Of all his assignments, Walcott said, he has appreciated serving in the Coast Guard most because its mission “is not to destroy things or go to war. We are more involved in humanitarian missions, and this fits well with my theology and personality.”

Saving people and keeping people safe is what the Coast Guard is all about and, said Walcott, “I’ve found a home in the Coast Guard.”

At the ceremony in which he was officially put in charge of Coast Guard chaplains — the 11th chaplain to fill that role since 1982 — Walcott said he will do his best to shepherd and care for all who are under his watch.

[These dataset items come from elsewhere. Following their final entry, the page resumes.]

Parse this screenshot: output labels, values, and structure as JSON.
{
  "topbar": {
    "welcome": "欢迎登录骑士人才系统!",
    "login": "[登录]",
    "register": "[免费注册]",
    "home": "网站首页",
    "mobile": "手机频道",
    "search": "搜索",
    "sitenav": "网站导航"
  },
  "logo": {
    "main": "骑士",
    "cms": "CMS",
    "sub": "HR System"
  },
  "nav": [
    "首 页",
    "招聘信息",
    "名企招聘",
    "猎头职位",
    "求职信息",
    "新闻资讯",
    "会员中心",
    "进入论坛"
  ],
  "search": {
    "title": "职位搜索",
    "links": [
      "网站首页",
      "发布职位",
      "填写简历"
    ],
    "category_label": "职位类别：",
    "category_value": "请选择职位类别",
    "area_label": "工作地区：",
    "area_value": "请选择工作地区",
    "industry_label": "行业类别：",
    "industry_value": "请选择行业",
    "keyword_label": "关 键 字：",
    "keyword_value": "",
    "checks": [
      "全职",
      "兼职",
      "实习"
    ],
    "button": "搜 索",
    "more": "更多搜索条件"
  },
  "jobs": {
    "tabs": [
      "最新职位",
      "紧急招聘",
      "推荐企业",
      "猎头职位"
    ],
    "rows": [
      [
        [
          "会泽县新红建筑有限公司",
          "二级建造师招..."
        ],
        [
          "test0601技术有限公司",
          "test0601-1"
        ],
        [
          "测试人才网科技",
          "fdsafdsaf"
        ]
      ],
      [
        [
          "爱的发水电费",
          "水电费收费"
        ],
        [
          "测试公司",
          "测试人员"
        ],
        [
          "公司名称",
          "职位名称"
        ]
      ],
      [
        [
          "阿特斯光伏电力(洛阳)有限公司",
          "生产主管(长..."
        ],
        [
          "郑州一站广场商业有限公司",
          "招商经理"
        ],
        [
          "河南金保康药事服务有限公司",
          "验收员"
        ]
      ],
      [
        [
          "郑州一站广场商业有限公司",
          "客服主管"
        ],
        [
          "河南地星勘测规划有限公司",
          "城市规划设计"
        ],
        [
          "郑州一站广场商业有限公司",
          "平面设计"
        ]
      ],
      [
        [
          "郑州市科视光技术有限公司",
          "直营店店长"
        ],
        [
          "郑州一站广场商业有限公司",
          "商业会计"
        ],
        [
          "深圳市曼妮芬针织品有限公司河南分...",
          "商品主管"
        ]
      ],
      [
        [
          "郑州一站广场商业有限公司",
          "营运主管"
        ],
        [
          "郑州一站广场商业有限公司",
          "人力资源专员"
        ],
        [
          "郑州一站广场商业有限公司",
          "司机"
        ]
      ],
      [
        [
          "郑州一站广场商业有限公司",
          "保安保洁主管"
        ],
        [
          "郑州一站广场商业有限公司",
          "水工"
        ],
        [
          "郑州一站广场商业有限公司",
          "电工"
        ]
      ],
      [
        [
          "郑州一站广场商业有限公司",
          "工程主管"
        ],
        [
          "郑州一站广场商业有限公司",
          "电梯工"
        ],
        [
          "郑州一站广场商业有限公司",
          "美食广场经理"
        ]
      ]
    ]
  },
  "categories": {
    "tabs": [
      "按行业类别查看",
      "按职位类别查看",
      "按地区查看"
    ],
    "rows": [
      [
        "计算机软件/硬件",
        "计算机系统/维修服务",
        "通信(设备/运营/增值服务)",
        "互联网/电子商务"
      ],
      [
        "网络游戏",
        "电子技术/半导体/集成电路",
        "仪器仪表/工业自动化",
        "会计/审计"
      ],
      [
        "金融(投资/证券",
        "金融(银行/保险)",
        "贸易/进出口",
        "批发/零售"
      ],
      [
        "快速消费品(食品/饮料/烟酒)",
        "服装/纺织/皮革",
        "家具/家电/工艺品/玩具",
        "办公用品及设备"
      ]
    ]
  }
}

Years of experience speaking on behalf of God to people on flightlines and on battlefields, and sharing the message of Christ in the midst of death and destruction after natural disasters and such human-caused disasters as the 9/11 attacks on New York City have touched his heart and will guide his spirit in his new position, he said.

Speaking to his fellow chaplains, Walcott added: “You are blessed to serve in an organization that wants you to speak truth to power, and they will listen. . . . My prayer for you is to be the light in all of the places and situations in which you find yourselves and to serve God and God’s people in the Coast Guard.”

Watch a video of the ceremony that took place at the Coast Guard headquarters in Washington, D.C.

Thomas Walcott is one of more than 150 chaplains who are serving in a variety of settings around the world as part of the CRC’s Chaplaincy and Care Ministry.